Skobelev, le héros de la guerre turque, fut aussi invité à entrer dans la Ligue, mais il refusa carrément. On sait par les papiers posthumes de Loris Mélikov, dont une partie a été publiée à Londres par un de ses amis, que lorsque Alexandre III monta sur le trône et qu’il hésitait à convoquer l’Assemblée des Notables, Skobelev offrit à Loris Mélikov et au comte Ignatiev (le Pacha Menteur, comme l’appelaient en plaisantant les ambassadeurs à Constantinople) d’arrêter le tsar et de l’obliger à signer un manifeste constitutionnel. Mais on prétend qu’Ignatiev dénonça le plan au tsar et qu’il obtint ainsi sa nomination de premier ministre. C’est en cette qualité que, sur les conseils de M. Andrieux, l’ex-préfet de police de Paris, il eut recours à divers stratagèmes pour paralyser l’action des révolutionnaires.

Si les libéraux Russes avaient montré alors un certain courage et avaient disposé d’une organisation suffisamment puissante, une Assemblée Nationale aurait été convoquée. Il ressort des mêmes papiers posthumes de Loris Mélikov, qu’Alexandre III fut disposé pendant quelques semaines à convoquer une Assemblée Nationale. Il s’était décidé à le faire et l’avait annoncé à son frère. Le vieux Guillaume Ier le fortifiait dans cette intention.

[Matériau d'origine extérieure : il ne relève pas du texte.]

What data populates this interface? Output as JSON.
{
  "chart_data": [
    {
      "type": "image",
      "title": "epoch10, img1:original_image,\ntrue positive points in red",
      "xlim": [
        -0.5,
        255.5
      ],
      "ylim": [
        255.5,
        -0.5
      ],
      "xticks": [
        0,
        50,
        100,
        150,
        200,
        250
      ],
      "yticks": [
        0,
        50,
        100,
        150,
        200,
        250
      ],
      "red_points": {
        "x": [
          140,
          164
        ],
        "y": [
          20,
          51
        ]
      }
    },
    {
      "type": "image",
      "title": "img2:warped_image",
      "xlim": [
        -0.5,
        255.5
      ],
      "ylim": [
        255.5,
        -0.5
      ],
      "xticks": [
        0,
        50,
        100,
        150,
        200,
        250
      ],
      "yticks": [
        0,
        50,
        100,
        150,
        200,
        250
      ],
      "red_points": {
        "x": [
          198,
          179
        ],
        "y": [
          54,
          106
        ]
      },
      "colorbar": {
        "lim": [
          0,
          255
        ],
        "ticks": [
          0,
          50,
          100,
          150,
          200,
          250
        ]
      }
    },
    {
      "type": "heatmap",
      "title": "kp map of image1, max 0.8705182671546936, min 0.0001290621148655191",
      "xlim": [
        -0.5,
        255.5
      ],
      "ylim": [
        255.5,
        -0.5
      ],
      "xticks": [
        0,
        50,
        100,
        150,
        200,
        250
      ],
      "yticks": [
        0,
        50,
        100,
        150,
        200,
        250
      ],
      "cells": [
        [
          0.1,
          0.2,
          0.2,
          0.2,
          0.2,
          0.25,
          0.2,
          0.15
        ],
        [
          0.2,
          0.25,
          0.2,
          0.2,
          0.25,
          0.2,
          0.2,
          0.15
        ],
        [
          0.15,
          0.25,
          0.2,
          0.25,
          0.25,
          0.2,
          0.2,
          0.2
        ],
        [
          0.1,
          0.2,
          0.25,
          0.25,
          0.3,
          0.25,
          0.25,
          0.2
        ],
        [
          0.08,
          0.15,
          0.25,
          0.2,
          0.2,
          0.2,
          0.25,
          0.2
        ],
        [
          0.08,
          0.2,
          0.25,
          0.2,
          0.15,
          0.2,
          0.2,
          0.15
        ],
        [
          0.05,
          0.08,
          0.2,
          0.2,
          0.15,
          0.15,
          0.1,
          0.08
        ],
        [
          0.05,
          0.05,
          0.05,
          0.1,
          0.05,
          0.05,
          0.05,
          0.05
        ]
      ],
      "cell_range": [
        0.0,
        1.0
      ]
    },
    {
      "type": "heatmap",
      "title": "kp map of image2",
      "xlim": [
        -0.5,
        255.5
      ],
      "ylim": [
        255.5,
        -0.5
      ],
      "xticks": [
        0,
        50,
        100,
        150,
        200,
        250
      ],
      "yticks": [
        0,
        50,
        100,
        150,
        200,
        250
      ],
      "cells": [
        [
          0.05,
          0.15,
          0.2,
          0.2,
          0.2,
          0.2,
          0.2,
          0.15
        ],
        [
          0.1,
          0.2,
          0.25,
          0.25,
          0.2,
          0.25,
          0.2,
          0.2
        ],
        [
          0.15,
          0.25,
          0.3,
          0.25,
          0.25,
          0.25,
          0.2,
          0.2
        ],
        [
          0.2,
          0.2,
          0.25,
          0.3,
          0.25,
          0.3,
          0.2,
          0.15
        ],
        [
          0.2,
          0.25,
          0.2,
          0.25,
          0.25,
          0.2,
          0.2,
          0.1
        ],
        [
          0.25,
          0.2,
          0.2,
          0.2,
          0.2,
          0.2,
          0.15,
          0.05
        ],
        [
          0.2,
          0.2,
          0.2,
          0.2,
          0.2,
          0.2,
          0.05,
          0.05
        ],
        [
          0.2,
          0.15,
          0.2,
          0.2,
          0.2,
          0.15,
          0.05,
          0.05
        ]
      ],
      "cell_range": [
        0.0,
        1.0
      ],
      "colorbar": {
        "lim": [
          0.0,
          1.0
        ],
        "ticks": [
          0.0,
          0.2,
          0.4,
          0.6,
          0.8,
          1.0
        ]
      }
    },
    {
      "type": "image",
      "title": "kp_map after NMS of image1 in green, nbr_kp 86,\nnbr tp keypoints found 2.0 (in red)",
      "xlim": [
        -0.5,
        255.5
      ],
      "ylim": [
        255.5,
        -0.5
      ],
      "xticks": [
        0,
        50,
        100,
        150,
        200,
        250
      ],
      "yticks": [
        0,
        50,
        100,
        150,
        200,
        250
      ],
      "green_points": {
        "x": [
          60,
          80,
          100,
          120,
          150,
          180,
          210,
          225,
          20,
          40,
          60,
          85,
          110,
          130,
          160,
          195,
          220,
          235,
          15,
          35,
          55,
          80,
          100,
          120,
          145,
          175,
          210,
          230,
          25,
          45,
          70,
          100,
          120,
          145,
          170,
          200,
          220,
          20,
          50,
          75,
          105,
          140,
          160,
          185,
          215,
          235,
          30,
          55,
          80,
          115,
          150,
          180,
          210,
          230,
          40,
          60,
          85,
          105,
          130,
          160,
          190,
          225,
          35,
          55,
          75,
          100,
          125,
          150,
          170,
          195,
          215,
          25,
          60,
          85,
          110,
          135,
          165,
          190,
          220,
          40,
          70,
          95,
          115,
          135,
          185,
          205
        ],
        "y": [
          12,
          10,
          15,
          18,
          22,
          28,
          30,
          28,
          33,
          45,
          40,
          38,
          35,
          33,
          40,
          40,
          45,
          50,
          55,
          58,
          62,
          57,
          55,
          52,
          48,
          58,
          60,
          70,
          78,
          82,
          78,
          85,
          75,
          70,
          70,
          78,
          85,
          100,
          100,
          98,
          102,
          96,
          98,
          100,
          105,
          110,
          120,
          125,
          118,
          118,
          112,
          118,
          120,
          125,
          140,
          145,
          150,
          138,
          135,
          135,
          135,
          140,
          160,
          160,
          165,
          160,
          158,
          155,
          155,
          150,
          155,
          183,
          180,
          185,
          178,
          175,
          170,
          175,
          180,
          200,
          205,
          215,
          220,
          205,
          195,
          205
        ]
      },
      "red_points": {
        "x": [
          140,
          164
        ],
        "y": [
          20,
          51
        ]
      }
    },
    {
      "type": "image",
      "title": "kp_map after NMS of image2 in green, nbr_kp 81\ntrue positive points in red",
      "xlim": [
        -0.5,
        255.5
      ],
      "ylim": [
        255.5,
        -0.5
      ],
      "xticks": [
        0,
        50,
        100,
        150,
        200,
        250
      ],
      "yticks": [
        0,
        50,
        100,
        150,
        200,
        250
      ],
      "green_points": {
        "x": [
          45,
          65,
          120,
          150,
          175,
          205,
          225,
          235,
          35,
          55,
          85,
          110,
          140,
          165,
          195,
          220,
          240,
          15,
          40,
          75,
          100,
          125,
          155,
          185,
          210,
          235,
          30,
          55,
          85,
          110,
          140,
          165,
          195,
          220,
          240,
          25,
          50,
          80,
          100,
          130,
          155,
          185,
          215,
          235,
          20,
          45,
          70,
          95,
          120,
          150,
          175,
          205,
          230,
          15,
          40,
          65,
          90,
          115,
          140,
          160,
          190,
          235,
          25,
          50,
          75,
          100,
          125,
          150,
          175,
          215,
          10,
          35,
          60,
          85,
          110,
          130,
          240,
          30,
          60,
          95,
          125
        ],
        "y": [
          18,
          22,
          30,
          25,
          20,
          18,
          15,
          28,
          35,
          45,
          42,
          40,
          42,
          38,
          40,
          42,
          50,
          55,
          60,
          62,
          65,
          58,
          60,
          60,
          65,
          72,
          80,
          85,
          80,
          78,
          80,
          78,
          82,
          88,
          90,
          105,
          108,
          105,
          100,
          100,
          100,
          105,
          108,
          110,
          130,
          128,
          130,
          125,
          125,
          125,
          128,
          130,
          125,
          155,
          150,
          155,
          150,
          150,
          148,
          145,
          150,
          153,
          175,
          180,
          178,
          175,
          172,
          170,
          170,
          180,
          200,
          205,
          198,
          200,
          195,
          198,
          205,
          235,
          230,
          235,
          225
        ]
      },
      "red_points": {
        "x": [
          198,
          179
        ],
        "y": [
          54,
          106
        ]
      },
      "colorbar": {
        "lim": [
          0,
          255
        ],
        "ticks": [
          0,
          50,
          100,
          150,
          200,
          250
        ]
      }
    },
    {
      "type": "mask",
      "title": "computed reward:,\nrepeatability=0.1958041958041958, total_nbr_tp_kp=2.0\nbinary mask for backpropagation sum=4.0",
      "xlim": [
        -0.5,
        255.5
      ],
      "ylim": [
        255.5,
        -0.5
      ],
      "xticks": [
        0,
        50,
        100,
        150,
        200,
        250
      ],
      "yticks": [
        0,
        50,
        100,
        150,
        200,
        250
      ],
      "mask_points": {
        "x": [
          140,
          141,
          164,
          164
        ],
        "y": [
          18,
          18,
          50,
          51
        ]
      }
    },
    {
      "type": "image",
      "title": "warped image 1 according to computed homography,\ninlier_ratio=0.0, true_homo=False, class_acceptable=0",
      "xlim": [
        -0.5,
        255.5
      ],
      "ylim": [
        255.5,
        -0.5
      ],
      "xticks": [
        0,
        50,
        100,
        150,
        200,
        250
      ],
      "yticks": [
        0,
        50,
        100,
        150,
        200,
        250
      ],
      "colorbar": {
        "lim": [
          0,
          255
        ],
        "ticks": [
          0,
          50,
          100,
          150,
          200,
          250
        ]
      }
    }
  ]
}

Ce fut seulement quand il vit que les libéraux ne bougeaient pas, tandis que le parti de Katkov travaillait activement en sens contraire — M. Andrieux lui conseillant aussi d’anéantir les nihilistes et lui indiquant les moyens de le faire (la lettre de l’ex-préfet a été publiée dans les papiers en question) — ce fut seulement alors qu’Alexandre III se décida finalement à déclarer qu’il continuerait à gouverner l’empire en monarque absolu.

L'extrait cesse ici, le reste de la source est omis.